III. ETFs: BTC and ETH Mainly Experience Net Outflows
On November 18th, BlackRock's iShares Bitcoin Trust (IBIT) reported its largest single-day net outflow since its listing in January 2024. The IBIT ETF saw a net outflow of $523.15 million, surpassing the previous record of $463 million set on November 14th. IBIT is the world's largest spot Bitcoin ETF, with net assets of $72.76 billion, and has experienced continuous net outflows since late October.
Vincent Liu, Chief Investment Officer at Kronos Research, believes that "the record outflow from IBIT indicates that institutional investors are adjusting their risk profile. Large asset allocators are reducing risk, tightening exposure, and testing entry points until macroeconomic signals become clearer. Once those signals become clearer, risk appetite and asset allocation will quickly recover." The $523 million outflow from IBIT on the 18th exceeded the inflows into Grayscale and Franklin Templeton funds, resulting in a net outflow of $372.7 million across all spot Bitcoin ETFs that day. Spot Ethereum ETFs also showed a similar trend. BlackRock's ETHA fund recorded a net outflow of $165 million, exceeding the combined net inflow of $91 million from funds managed by Grayscale, Bitwise, VanEck, and Franklin Templeton. However, the SOL ETF saw net inflows. Since its launch on October 28, Bitwise's BSOL ETF has attracted $424 million, representing 89% of the total inflows. On November 19, BSOL recorded a new net inflow of $35 million, its third-largest single-day inflow and the largest single-day inflow since November 3.

Bitwise Solana ETF net fund flows. Data source: SoSoValue
IV. Market Outlook
1. Positive Outlook
Renowned trader Peter Brandt stated that he believes Bitcoin will not break through $200,000 by the end of the year as some cryptocurrency industry executives have predicted. In fact, he believes it may take nearly four years to reach that price.

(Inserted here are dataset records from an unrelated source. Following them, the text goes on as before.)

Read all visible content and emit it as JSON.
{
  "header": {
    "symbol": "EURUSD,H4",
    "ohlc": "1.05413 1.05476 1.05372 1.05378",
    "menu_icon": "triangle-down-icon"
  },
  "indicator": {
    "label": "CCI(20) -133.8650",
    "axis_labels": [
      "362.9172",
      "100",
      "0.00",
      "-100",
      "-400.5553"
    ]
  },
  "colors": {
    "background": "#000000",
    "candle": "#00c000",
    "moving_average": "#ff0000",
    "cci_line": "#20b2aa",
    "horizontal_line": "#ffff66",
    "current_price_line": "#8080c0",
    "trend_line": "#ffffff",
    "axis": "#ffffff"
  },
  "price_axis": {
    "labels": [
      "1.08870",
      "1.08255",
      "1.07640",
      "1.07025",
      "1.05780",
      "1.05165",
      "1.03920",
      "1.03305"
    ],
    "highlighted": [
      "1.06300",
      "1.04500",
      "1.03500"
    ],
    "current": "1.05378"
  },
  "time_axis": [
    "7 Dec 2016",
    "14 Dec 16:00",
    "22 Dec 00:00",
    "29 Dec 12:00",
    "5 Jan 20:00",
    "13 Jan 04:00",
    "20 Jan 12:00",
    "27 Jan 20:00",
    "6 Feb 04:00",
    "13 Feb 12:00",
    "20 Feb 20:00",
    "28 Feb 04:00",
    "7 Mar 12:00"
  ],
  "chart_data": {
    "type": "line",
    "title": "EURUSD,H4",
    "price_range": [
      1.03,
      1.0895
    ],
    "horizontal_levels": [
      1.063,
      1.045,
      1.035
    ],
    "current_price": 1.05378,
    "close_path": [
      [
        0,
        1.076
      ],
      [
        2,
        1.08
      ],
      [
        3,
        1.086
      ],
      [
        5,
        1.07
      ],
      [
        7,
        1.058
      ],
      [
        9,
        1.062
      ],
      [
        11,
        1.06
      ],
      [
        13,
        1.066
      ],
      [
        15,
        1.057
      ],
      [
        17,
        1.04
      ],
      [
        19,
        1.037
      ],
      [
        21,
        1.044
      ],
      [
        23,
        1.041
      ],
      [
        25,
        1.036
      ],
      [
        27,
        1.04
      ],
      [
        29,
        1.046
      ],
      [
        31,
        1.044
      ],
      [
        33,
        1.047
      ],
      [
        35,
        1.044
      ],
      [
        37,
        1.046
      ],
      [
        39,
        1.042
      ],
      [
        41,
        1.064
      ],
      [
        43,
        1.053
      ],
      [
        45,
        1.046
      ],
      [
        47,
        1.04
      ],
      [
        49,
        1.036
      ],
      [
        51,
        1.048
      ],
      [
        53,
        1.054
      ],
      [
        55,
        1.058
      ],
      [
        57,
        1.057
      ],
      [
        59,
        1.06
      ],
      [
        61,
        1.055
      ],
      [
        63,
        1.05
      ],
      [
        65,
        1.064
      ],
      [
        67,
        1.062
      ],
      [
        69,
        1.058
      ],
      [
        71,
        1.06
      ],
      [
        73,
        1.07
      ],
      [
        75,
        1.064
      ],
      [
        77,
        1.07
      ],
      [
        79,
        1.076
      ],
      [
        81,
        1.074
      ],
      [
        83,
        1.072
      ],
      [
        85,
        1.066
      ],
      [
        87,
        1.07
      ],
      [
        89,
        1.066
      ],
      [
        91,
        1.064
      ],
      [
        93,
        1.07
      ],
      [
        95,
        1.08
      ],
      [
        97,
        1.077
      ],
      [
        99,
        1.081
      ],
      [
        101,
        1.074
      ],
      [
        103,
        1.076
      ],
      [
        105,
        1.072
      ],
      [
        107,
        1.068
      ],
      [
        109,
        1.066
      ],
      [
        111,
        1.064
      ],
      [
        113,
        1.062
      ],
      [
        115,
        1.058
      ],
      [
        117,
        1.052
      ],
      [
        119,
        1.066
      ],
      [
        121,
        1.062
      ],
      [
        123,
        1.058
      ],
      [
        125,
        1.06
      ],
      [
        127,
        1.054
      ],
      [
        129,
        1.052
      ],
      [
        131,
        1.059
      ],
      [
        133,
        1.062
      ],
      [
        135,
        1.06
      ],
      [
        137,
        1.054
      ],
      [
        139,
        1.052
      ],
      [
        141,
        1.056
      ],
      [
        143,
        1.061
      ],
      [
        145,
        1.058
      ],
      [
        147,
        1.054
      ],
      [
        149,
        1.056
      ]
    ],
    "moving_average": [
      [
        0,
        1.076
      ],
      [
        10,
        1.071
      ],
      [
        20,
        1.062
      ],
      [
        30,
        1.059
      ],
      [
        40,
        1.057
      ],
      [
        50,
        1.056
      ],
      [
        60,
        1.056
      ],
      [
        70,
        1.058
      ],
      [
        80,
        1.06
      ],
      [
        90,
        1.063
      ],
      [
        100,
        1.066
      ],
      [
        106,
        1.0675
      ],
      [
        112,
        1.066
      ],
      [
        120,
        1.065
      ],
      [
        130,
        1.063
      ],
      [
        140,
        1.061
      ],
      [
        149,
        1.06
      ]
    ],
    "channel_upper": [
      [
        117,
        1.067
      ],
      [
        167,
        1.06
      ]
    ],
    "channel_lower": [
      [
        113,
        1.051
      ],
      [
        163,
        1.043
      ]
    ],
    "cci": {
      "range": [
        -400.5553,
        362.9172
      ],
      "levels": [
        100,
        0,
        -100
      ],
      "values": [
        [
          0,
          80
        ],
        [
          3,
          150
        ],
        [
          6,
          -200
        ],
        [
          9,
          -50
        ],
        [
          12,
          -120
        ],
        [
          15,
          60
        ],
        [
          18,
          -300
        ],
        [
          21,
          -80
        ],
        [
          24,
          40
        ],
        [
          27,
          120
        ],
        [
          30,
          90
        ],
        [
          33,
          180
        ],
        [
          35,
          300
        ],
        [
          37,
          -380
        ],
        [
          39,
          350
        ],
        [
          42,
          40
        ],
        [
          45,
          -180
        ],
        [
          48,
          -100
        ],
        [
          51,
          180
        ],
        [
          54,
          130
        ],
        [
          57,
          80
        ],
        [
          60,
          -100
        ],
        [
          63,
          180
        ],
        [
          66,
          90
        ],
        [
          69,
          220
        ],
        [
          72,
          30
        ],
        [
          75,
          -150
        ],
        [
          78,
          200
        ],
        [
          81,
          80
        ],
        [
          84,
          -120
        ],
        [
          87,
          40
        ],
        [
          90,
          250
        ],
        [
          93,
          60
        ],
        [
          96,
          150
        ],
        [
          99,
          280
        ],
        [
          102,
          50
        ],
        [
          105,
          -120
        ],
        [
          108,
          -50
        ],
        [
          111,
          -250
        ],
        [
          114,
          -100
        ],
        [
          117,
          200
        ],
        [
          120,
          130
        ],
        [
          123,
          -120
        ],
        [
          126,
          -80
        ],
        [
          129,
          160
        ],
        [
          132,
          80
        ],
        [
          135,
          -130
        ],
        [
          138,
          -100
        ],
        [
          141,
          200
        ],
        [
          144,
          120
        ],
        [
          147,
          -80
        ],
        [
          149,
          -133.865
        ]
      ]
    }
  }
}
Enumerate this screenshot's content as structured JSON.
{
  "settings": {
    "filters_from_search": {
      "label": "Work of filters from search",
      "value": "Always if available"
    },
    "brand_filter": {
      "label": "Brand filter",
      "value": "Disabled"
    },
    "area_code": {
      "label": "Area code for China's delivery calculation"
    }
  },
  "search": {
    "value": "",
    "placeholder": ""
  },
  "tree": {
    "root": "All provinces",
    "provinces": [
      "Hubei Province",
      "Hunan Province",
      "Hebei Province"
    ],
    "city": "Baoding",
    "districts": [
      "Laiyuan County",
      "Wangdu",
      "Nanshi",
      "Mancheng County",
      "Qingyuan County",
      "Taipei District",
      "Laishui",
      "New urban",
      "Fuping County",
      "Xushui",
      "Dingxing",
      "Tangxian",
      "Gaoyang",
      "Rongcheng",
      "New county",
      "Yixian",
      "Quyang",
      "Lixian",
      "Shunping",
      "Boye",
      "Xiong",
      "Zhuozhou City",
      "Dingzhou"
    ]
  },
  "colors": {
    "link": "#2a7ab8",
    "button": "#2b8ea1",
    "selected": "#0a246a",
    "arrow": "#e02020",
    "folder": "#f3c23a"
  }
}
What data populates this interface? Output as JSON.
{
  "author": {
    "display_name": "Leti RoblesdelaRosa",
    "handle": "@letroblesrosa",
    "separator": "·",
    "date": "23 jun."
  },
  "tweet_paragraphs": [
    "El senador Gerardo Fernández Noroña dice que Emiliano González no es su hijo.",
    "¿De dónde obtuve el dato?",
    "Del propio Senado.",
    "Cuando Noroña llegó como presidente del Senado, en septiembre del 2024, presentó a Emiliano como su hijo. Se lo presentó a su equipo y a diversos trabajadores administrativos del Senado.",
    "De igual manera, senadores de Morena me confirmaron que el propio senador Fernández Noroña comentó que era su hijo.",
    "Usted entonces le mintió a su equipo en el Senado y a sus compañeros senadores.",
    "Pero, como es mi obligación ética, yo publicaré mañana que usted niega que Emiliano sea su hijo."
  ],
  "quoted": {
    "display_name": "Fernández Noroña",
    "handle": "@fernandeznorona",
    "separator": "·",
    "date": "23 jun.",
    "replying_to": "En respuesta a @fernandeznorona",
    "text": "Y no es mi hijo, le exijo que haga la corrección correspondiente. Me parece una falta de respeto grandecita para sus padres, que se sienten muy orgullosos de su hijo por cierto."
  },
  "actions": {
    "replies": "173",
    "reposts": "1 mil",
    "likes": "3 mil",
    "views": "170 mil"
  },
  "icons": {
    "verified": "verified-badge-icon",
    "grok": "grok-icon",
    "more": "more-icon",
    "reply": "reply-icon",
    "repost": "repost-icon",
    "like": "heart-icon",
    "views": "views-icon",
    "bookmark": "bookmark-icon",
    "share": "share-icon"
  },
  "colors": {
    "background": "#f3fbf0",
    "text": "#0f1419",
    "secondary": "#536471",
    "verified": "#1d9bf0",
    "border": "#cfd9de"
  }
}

In a post on the X platform (formerly Twitter) on Thursday, Brandt stated, "The next Bitcoin bull run should push its price to around $200,000, which is expected to occur around the third quarter of 2029." He also emphasized that he is a "long-term Bitcoin bull." Brandt's prediction is noteworthy for several reasons. Many well-known Bitcoin supporters, such as BitMEX co-founder Arthur Hayes and BitMine chairman Tom Lee, have previously predicted that Bitcoin would reach at least $200,000 by the end of this year. Just in October, Lee and Hayes reiterated their confidence in this prediction. BitMine chairman Tom Lee, in an interview with CNBC, stated that the current weakness in the crypto market is highly similar to the crash of October 10th, when a stablecoin pricing error triggered the largest liquidation in history, wiping out nearly 2 million accounts and instantly depleting liquidity. Lee pointed out that such deleveraging cycles typically last about 8 weeks, and we are currently in the 6th week, suggesting the market may be nearing the end of its correction. Bitwise Chief Investment Officer Matt Hougan refuted market concerns that Bitcoin might be entering a bear market. He stated that Bitcoin's value lies in its role as a digital wealth store "service," independent of governments, banks, or other third parties. Hougan believes that despite the recent market correction, growing institutional demand for the service supports Bitcoin's long-term trajectory. Analyst Milk Road noted, "It's very likely that we'll experience more short-term pain in the future, but a reversal may occur within the next 2-3 weeks. Low market sentiment doesn't mean there won't be new all-time highs in the medium term." [Image of Cryptocurrency Fear & Greed Index. Source: CoinGlass.] 2. Weakening Outlook Cryptocurrency analytics firm Bitcoinsensus stated, "The weekly Supertrend Indicator has turned red for the first time since January 2023 (the end of the bear market)." It added, "This means that, while not certain, we may be seeing early signs that a bear market is beginning." If history repeats itself, Bitcoin could plummet to a low of $75,000, influenced by declining demand from Bitcoin treasury companies and continued outflows from US spot ETFs.